Barack Obama arrives in Baghdad for surprise visit to Iraq

President Obama flew into Iraq for the first time as Commander-in-Chief today to hail the "extraordinary achievement" of American troops in a war that he says should never have been fought and has promised to end.

Air Force One landed at Baghdad International Airport at 4.42pm local time and Mr Obama was taken immediately to a nearby military camp where he presented medals to some of the 140,000 US soldiers in the country. He spoke with General Ray Odierno, the top US commander in Iraq.
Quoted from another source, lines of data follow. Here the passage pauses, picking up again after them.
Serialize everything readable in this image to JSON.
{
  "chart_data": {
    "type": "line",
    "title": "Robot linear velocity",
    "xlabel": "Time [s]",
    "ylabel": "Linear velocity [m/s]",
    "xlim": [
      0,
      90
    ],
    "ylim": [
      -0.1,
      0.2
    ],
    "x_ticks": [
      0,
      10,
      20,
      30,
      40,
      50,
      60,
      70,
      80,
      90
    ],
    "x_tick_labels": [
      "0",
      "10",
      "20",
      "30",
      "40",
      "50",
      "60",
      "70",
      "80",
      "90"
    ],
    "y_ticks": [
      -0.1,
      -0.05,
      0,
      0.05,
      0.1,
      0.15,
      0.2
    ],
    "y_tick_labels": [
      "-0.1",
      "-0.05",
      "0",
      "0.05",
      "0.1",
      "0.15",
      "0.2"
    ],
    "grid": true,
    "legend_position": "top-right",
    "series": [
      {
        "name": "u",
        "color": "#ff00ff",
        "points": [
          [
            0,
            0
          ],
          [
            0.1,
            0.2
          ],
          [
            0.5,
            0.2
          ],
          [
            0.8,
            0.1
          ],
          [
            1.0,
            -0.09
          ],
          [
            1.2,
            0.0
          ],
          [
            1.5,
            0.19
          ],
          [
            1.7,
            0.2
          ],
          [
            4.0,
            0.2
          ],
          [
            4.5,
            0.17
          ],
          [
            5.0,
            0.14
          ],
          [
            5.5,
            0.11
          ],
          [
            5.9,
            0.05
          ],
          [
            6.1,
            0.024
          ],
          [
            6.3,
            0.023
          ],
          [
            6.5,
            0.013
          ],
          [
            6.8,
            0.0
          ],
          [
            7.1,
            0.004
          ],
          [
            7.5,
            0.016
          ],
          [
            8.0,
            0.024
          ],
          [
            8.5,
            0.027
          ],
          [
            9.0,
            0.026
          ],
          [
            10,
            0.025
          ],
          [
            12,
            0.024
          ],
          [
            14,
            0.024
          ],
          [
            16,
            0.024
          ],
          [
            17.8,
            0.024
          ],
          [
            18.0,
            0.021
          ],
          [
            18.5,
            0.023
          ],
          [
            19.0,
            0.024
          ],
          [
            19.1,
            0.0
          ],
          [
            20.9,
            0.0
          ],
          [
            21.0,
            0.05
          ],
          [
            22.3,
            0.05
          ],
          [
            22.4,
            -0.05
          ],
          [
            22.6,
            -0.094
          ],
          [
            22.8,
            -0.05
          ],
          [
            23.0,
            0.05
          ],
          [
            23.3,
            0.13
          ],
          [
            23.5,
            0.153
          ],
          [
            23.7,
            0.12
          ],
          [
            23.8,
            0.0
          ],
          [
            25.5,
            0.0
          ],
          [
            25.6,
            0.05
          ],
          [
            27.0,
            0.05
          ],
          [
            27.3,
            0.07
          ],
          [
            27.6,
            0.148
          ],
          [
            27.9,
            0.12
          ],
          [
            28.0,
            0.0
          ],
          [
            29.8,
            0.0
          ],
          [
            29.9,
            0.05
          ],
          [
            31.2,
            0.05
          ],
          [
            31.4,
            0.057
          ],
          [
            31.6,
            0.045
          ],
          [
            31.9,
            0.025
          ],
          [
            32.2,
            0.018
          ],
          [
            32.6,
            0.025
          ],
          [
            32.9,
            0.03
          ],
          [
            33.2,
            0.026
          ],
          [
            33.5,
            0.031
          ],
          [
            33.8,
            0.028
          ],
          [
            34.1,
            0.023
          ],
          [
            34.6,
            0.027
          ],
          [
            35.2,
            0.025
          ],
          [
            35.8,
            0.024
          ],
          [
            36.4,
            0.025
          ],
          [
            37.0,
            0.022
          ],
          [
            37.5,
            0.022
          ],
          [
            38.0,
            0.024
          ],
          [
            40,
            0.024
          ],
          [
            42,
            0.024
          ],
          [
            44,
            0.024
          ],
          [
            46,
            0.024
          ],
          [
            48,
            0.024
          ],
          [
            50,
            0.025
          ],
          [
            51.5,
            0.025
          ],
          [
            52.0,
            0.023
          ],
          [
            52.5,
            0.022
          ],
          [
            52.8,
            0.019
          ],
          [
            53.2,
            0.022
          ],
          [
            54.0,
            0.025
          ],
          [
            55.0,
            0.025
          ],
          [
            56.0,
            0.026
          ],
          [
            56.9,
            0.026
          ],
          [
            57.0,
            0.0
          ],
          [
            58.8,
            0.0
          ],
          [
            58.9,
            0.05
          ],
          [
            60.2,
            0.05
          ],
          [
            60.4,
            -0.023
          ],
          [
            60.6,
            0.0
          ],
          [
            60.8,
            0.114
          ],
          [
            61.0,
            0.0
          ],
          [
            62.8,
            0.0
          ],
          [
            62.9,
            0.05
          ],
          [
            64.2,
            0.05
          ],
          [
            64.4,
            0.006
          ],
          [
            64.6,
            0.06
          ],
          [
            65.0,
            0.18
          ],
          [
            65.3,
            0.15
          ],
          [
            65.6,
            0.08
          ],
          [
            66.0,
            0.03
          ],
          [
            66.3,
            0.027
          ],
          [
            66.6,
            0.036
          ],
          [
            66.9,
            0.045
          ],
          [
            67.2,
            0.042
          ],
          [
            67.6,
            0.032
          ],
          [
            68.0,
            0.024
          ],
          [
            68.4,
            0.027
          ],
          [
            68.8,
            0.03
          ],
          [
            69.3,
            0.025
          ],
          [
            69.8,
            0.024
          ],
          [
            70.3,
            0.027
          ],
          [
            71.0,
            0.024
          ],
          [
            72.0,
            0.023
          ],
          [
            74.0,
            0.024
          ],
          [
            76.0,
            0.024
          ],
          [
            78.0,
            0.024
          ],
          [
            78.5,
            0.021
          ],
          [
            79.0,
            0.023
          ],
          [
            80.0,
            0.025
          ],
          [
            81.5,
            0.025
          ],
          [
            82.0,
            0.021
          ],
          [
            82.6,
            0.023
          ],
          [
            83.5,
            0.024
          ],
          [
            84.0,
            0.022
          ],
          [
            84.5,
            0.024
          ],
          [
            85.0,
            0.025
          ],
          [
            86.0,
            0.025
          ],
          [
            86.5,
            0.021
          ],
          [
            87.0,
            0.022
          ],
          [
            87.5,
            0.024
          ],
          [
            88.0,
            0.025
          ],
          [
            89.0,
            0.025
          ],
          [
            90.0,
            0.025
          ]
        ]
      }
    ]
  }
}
The President's surprise visit, coming at the end of a five-nation tour of Europe and Turkey, had been kept a closely guarded secret to all but a handful of advisers until he was airborne. Hours earlier a car bomb had exploded in a Shia neighbourhood of Baghdad, killing nine people and wounding 18 – a reminder of the violence that has killed 4,266 members of the US military since March 2003.

Mr Obama met with Nouri al-Maliki, the Prime Minister, Gen Odierno's home after plans to have talks in the Green Zone was abandoned. The had military advised that the rainy weather conditions made it unsafe to take helicopters into the fortified area.
At the military base, Mr Obama walked out in front of around 600 troops in front of a huge American flag. "I love you," shouted a soldier. "I love you back," replied the President. He thanked the troops for helping to turn Iraq into a fledgling democracy in the face of "strain, sacrifice, controversy, difficulty, politics".

The next 18 months, he said, could be a critical period as the US prepared to withdraw forces so that Iraqis could take responsibility for their country. Mr Obama promised: "As long as I'm in the White House, you are going to get the support that you need."

Afterwards, Army Specialist Joshua Tisdale, 24, told reporters: "It makes me feel like he actually cares to where he'd come out here and talk to us."

Shortly after taking office, Mr Obama announced plans to pull most US combat troops out of Iraq on a 19-month timetable, with numbers falling from 140,000 to about 50,000 by August 2010.

Scaling back in Iraq will help Mr Obama to boost troop numbers in Afghanistan. He has accused George Bush of being too fixated on Iraq to focus on the fight against Islamic militancy in the other war he inherited.

Before leaving Turkey for his secret flight, he spent some of the morning touring mosques in Istanbul and then cited Iraq as an example of the need to implement policy change cautiously. "Moving the ship of state takes time," he told a group of students, adding that the US withdrawal had to be done "in a careful enough way that we don't see a collapse into violence".

Aides said that Mr Obama and General Odierno talked about security incidents being at their lowest level since the war began, despite recent bombings, and that the President emphasised that even though his main priority was Afghanistan, there was still work to be done in Iraq.

It is Mr Obama’s third trip to Iraq, but his first as President. He last visited as a candidate last year.